Cuando pensamos en Mallorca, habitualmente lo primero que nos viene a la mente es su belleza natural. Gracias a las majestuosas montañas que vertebran su escarpada costa septentrional, a sus maravillosas playas de arena dorada y a sus increíblemente pintorescas calas, durante mucho tiempo la isla ha sido considerada como un epítome de la naturaleza en estado puro. Sin embargo, esta belleza debe afrontar los efectos colaterales que conlleva la gran popularidad que ha adquirido la isla en los últimos años.
Obviamente, en Mallorca el fenómeno del turismo no constituye una novedad. De hecho, fue una de las pioneras del turismo de masas que dio comienzo en la década de los años 50. Para sacar partido de este periodo de expansión, la isla se embarcó en el desarrollo ilimitado de ciertas zonas, que dio como resultado la proliferación de feos hoteles de gran altura. Aunque su impacto fuera más estético que medioambiental, con el tiempo entraron en vigor estrictas leyes para frenar la construcción de estos esperpentos arquitectónicos situados en la costa.
Es posible que la amenaza a la que se enfrenta la isla en la actualidad no sea tan visible. Sin embargo, es potencialmente mucho más dañina y requiere que se adopten medidas contundentes. En 2017 el aeropuerto de Palma batió el récord de visitantes, con 13,9 millones de pasajeros, y la isla cerró el año con 46 millones de pernoctaciones. La población local, que asciende a tan solo un millón de personas, se triplica en temporada alta, lo que implica más residuos plásticos, más coches en las calles y más demanda de energía. Todo ello contribuye a que el medio ambiente de la isla se vea sometido a grandes presiones.
A pesar de que en el pasado se ha criticado a las autoridades debido a su inacción en lo que respecta al medio ambiente, a día de hoy se han dado algunos pasos que nos permiten albergar esperanzas. Así, en 2018 se ha duplicado la ecotasa o Impuesto de Turismo Sostenible que deben abonar los turistas, además de extender su aplicación a los pasajeros que viajan en cruceros. En teoría, esta medida debería reducir la demanda y permitir disponer de más fondos para hacer frente a los efectos del turismo.
Por su parte, a principios de este año el gobierno balear elaboró un borrador para prohibir la entrada en la isla de todos los coches diésel a partir de 2035 (al menos, a aquellos conductores que no sean residentes), regulando al mismo tiempo los subsidios a los vehículos eléctricos.
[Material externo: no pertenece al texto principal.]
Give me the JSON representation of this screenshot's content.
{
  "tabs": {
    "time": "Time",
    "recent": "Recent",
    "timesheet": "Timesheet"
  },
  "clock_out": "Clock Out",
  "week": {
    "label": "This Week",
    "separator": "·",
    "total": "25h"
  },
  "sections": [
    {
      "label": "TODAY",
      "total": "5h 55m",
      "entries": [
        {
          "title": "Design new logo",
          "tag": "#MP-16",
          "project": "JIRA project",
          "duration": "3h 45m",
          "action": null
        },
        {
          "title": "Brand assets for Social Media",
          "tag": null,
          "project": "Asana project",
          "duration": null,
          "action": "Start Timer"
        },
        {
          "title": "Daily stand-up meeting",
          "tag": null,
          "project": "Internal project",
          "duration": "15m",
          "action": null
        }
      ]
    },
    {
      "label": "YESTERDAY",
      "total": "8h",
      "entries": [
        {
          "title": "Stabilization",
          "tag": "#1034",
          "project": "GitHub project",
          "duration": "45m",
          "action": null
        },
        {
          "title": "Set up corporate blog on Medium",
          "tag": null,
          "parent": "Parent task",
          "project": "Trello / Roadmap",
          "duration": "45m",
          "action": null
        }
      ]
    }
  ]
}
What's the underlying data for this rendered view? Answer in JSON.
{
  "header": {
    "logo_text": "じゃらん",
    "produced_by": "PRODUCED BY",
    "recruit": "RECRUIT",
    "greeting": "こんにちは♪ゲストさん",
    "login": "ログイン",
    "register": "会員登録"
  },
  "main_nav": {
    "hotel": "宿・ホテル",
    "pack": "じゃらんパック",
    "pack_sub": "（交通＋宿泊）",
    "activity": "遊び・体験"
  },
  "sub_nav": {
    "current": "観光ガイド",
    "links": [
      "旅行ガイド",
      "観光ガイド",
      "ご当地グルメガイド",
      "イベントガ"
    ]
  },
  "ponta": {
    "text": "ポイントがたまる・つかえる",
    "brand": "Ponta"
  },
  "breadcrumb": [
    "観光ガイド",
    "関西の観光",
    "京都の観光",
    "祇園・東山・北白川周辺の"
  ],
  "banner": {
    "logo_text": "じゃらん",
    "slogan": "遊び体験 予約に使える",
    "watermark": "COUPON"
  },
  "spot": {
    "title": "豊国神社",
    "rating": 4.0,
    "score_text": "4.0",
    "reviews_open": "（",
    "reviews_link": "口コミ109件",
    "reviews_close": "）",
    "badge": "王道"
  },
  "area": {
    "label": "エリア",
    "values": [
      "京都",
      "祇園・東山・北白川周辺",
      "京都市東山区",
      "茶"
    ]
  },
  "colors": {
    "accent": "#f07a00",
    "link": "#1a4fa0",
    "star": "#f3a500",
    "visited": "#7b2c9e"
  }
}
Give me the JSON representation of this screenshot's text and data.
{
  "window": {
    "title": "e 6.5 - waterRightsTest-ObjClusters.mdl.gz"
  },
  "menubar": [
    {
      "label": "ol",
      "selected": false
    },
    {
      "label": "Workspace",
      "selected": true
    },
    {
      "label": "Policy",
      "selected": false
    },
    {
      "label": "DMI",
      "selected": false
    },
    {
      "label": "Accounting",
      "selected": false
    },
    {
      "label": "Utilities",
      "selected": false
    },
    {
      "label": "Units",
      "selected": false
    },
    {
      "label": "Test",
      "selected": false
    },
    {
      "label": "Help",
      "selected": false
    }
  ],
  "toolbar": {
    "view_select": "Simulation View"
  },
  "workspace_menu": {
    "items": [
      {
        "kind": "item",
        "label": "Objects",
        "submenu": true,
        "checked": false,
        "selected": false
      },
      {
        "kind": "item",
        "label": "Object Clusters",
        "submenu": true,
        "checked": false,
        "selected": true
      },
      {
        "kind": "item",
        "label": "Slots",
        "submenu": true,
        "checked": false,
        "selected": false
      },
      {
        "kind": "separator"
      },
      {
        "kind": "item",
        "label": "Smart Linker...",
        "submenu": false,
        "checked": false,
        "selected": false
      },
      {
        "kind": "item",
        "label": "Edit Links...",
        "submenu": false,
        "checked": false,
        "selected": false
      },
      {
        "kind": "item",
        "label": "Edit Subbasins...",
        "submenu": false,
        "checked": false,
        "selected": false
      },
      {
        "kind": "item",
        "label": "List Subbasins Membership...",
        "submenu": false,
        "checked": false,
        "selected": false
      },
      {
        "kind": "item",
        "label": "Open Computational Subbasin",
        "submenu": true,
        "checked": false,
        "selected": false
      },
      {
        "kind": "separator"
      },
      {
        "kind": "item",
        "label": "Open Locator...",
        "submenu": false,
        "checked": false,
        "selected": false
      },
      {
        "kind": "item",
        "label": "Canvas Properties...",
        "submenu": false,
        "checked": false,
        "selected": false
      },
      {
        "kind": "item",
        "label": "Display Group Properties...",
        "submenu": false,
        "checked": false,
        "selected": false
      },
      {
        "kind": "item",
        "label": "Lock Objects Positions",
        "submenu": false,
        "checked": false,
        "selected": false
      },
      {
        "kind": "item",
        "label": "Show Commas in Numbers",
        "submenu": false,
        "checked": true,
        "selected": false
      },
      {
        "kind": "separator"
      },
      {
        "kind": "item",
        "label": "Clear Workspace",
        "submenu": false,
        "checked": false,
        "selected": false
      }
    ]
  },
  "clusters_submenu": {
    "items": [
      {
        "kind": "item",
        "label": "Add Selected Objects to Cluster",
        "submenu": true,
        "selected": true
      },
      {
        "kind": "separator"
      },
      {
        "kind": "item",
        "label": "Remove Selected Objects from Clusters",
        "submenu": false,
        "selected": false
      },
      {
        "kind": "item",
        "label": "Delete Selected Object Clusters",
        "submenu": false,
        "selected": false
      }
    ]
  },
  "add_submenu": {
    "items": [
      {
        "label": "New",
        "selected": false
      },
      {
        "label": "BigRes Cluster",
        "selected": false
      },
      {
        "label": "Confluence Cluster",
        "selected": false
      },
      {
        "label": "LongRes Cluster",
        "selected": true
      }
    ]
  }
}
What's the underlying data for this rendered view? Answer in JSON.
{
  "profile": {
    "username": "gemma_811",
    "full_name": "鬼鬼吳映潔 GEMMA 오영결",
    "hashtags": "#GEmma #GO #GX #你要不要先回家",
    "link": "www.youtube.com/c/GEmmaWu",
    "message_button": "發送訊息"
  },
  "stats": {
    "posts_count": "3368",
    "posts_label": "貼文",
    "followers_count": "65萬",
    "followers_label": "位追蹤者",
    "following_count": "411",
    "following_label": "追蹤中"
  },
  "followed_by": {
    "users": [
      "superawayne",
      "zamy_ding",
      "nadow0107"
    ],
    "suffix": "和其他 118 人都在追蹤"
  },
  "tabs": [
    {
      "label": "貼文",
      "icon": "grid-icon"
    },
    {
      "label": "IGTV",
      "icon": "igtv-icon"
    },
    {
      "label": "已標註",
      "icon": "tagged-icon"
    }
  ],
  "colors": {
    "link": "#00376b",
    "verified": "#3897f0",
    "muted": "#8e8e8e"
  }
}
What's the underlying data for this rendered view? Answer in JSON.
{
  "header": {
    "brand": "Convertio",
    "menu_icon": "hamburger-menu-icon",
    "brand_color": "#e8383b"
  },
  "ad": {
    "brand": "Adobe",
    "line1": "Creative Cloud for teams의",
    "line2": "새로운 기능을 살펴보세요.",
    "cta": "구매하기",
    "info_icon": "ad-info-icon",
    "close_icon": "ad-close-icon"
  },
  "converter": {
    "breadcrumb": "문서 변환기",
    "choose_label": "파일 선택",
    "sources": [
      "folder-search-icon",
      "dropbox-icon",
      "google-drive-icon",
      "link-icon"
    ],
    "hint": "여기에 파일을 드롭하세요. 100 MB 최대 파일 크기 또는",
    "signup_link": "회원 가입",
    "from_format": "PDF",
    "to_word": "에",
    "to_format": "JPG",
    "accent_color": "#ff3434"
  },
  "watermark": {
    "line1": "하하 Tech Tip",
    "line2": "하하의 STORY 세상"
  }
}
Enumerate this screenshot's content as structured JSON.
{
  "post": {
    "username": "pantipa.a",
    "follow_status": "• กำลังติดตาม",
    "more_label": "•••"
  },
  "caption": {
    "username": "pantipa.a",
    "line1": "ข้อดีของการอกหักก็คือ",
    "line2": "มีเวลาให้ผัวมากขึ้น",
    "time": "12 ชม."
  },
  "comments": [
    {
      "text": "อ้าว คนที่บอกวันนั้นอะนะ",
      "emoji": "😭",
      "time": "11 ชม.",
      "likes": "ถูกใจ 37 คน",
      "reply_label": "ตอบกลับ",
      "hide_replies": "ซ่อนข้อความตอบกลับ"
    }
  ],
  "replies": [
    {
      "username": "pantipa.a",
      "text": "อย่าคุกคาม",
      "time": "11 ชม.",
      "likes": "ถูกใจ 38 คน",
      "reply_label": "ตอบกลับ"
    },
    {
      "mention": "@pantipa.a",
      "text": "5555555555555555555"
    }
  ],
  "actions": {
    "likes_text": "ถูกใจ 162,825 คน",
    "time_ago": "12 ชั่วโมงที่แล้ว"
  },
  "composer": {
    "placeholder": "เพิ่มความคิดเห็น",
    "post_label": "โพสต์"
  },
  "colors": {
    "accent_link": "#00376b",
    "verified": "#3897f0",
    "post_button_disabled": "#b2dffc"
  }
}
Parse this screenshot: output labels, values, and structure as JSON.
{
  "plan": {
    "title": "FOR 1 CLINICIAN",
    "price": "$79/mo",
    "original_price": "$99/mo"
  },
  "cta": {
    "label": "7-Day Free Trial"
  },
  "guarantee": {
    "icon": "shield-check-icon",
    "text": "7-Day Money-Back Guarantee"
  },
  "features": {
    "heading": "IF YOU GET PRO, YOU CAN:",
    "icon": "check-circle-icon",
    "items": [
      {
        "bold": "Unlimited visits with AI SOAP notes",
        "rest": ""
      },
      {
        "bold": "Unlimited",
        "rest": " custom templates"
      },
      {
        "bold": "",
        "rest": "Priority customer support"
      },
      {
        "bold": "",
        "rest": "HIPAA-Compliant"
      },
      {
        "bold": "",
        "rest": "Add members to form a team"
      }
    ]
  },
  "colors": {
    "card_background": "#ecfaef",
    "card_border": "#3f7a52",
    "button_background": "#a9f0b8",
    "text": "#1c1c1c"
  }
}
Otras medidas respetuosas con el medio ambiente que afectan al transporte incluyen la ampliación del servicio de tranvía al aeropuerto, además de nuevas conexiones ferroviarias.
El Consejo de gobierno de Mallorca ha tomado pasos más drásticos. Así, ha aprobado el primer proyecto de ley para acabar con el uso “indiscriminado” de plásticos en la isla. La ambiciosa propuesta legislativa, que ha sido remitida al Parlamento, aspira a prohibir la utilización de plásticos no biodegradables de un solo uso antes del año 2020.
También recoge que, aunque en los últimos tiempos se haya realizado una importante inversión en los servicios de reciclaje de la isla, en el plazo de dos años todos los municipios deberán garantizar la puesta en funcionamiento de un centro de reciclaje a todos los residentes.
Aunque no cabe duda de que todas estas propuestas son muy loables, se trata de soluciones a largo plazo que no resuelven un problema que requiere una respuesta inmediata. Además, si tenemos en cuenta que el 80% de la economía de la isla se basa en el turismo, el equilibrio entre asegurar el sustento de sus habitantes y proteger el medio ambiente de la isla es, cuanto menos, delicado. En última instancia, todos debemos responsabilizarnos de la conservación de la isla.
Tanto si hemos nacido aquí como si somos residentes de larga duración o visitantes temporales, tenemos que analizar en qué medida repercuten nuestros comportamientos y nuestro estilo de vida en la isla para que todos podamos ser partícipes de la salvaguarda de su frágil belleza natural.